A few moments later — much to my surprise — an owl flew by. I have no idea what kind of owl it was, where it came from or where it went. The owl flew low and passed right in front of me but it swept by so fast, it was all I could do to take in its distinctive shape.

Other birds soared past more slowly. A pair of sandhill cranes — diurnal animals, active during daylight hours — crossed overhead toward their evening roost. Another daytime bird, a white heron, flew solo toward its nighttime perch. Off to the east, several nighthawks appeared whooshing their way up and down over the lake — more bug hunters relishing the smorgasbord of insect delights. Frogs also became active. As I rhythmically jumped up and down, small and medium size frogs hopped across the lawn and into the garden beds.

I didn't see any large mammals on this night but sometimes I do.
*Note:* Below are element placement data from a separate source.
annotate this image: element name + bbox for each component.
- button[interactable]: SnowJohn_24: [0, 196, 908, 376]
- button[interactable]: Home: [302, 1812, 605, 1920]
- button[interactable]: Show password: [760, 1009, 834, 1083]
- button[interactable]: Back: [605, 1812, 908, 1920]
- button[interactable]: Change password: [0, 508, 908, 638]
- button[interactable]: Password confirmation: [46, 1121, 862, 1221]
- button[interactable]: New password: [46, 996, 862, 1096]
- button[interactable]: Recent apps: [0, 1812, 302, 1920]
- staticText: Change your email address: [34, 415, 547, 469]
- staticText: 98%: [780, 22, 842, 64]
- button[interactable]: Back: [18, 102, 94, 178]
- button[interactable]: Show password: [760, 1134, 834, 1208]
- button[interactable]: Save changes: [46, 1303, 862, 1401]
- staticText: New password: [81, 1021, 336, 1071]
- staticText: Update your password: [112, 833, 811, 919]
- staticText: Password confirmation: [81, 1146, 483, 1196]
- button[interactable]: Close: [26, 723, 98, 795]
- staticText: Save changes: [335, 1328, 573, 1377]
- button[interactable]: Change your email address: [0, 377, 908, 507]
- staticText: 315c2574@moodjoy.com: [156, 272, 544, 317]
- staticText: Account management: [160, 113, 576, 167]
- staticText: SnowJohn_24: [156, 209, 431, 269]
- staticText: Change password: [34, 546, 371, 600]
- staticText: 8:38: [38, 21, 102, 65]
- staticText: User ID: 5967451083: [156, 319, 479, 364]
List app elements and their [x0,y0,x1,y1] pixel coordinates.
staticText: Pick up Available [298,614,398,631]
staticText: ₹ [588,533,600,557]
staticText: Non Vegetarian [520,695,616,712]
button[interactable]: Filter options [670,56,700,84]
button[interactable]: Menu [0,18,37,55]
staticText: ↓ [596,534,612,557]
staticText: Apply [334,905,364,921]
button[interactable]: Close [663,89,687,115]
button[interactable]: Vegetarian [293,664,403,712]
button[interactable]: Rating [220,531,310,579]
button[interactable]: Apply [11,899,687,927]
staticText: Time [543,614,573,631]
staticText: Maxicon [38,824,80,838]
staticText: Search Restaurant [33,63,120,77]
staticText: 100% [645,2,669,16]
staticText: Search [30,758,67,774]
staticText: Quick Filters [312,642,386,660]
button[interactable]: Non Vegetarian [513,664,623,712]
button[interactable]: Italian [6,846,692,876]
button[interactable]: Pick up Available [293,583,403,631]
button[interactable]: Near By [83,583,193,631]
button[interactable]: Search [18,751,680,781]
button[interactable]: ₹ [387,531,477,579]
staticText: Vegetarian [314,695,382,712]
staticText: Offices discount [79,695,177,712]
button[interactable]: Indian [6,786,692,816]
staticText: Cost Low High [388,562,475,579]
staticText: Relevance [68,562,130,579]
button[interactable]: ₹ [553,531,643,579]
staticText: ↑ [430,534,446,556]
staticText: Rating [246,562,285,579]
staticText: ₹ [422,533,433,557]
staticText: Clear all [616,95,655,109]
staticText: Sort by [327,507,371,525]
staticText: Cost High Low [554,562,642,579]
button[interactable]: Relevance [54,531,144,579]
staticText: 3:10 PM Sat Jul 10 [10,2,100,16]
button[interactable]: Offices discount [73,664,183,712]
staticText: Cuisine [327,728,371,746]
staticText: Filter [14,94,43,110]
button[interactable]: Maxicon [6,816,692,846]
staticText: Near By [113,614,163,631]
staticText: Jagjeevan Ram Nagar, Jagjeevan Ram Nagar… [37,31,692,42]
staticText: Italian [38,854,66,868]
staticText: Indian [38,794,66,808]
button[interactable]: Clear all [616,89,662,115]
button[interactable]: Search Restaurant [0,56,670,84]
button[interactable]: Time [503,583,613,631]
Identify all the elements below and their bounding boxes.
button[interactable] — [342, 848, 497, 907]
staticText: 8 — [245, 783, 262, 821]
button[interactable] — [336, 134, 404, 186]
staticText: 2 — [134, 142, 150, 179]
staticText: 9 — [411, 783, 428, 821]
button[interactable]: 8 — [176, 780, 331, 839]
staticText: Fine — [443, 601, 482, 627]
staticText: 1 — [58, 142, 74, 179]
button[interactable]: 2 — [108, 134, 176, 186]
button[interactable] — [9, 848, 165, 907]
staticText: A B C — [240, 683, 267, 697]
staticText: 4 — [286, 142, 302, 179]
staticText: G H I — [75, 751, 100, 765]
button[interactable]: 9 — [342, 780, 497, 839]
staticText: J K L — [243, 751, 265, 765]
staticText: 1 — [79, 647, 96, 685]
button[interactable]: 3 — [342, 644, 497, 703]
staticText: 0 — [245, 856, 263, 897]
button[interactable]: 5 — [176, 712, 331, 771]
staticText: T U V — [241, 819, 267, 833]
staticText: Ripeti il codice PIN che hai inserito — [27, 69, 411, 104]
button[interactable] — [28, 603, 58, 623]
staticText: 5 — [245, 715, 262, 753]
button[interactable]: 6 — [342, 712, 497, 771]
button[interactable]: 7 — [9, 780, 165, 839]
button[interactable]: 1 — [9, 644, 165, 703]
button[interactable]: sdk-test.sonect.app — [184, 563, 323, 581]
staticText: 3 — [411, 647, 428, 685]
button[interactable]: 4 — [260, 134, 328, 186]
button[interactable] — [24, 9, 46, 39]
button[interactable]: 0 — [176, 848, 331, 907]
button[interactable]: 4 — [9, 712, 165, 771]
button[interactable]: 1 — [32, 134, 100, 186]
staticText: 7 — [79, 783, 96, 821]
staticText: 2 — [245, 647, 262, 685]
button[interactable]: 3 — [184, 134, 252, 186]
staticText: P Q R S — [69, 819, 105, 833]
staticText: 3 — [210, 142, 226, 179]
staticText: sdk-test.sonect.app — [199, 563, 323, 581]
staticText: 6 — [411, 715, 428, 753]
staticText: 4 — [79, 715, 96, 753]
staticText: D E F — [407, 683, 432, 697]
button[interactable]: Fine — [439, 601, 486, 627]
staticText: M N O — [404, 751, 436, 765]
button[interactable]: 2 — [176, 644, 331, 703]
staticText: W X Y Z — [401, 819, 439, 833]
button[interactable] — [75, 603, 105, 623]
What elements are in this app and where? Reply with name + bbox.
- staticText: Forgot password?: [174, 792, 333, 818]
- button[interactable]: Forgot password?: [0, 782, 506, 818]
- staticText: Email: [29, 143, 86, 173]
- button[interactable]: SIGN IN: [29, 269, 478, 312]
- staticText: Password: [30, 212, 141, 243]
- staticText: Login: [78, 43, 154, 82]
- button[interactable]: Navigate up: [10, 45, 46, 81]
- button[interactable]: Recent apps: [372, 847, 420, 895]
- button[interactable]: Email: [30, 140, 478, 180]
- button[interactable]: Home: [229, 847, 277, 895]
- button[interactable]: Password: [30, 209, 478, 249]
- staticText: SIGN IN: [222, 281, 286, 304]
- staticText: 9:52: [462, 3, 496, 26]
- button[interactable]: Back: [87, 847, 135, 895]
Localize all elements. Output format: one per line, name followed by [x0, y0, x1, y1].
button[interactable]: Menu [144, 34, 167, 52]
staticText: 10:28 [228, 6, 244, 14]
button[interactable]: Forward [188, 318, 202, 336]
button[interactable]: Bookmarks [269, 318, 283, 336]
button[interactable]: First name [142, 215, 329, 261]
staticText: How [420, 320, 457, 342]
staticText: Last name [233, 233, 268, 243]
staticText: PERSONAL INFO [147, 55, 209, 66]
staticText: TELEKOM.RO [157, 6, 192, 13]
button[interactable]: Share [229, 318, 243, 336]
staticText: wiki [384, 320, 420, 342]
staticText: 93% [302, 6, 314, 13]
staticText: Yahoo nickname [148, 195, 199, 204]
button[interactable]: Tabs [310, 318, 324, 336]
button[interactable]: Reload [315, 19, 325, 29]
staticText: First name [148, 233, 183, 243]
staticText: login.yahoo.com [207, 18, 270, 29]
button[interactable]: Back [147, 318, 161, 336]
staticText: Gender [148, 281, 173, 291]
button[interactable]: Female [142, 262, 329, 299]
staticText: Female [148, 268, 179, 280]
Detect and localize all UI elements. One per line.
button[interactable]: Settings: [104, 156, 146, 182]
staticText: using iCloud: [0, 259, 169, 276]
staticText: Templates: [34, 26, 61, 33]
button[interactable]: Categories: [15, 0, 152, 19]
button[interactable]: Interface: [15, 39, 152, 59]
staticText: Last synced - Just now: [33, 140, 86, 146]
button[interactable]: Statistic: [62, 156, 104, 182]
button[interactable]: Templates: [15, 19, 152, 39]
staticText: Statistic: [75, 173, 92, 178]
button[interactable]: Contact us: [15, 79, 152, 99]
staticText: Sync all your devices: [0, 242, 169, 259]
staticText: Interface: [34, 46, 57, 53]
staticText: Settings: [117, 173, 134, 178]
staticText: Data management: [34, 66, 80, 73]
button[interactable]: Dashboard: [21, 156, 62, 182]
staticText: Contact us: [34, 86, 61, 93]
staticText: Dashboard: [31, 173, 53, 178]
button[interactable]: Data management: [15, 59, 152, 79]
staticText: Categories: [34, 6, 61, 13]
Occasionally, I catch a glimpse of armadillos shuffling along in search of grubs, or raccoons hoping to score an easy meal in the compost pile. Although big animals tend to avoid people in their nocturnal wanderings, raccoons and armadillos seem less concerned with human encounters than with where their next meal is located.

As I continued bouncing, wildlife wasn't all I observed. I had an entire sky-show to behold. The shifting cloud formations, the darkening tones, the fading hues of blue and red added up to a sensory delight. To top things off, the moon rose slowly over the lake — a full moon, big and round, reflecting moonlight on the still water.

By the time I finished bouncing, less than 15 minutes after I'd begun, the sky was almost completely dark. Whichever insects managed to avoid capture by nighthawks, bats or frogs filled the air with chirps and buzzes. I went into the lake for a quick dip and by the time I returned to the house, the air was reverberating with the sounds of insects and frogs.

I'm not a night person. Being outside at dusk is about as much nighttime exposure as I'm likely to have. That doesn't stop me from enjoying it to the fullest. From bats to bullfrogs, owls to nighthawks, sunset to moonrise, there's magic in the moment too special to miss.